Relationship between number of medical conditions and quality of care.

T Higashi — 2007-07-12T10:09:22-00:00

N Engl J Med, Vol. 356, No. 24. (14 June 2007), pp. 2496-2504.

BACKGROUND: There is emerging concern that the methods used to measure the quality of care unfairly penalize providers caring for patients with multiple chronic conditions. We therefore sought to study the relationship between the quality of care and the number of medical conditions a patient has. METHODS: We assessed measurements of the quality of medical care received in three cohorts of community-dwelling adult patients in the Community Quality Index study, the Assessing Care of Vulnerable Elders study, and the Veterans Health Administration project (7680 patients in total). We analyzed the relationship between the quality of care that patients received, defined as the percentage of quality indicators satisfied among those for which patients were eligible, and the number of chronic medical conditions each patient had.

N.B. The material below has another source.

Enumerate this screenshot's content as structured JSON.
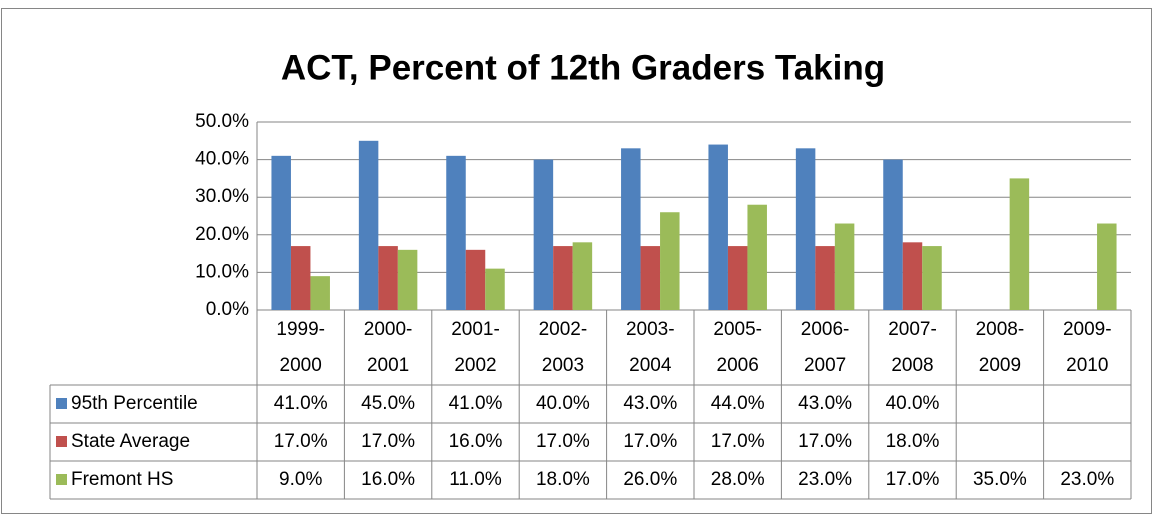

We further explored the roles of characteristics of patients, use of health care (number of office visits and hospitalizations), and care provided by specialists as explanations for the observed relationship. RESULTS: The quality of care increased as the number of medical conditions increased. Each additional condition was associated with an increase in the quality score of 2.2% (95% confidence interval [CI], 1.7 to 2.7) in the Community Quality Index cohort, of 1.7% (95% CI, 1.1 to 2.4) in the Assessing Care of Vulnerable Elders cohort, and of 1.7% (95% CI, 0.7 to 2.8) in the Veterans Health Administration cohort. The relationship between the quality of care and the number of conditions was little affected by adjustment for the difficulty of delivering the care recommended in a quality indicator and for the fact that, because of multiple conditions requiring the same care, a patient could be eligible to receive the same care process more than once. Adjustment for characteristics of patients, use of health care, and care provided by specialists diminished the relationship, but it remained positive. CONCLUSIONS: The quality of care, measured according to whether patients were offered recommended services, increases as a patient's number of chronic conditions increases.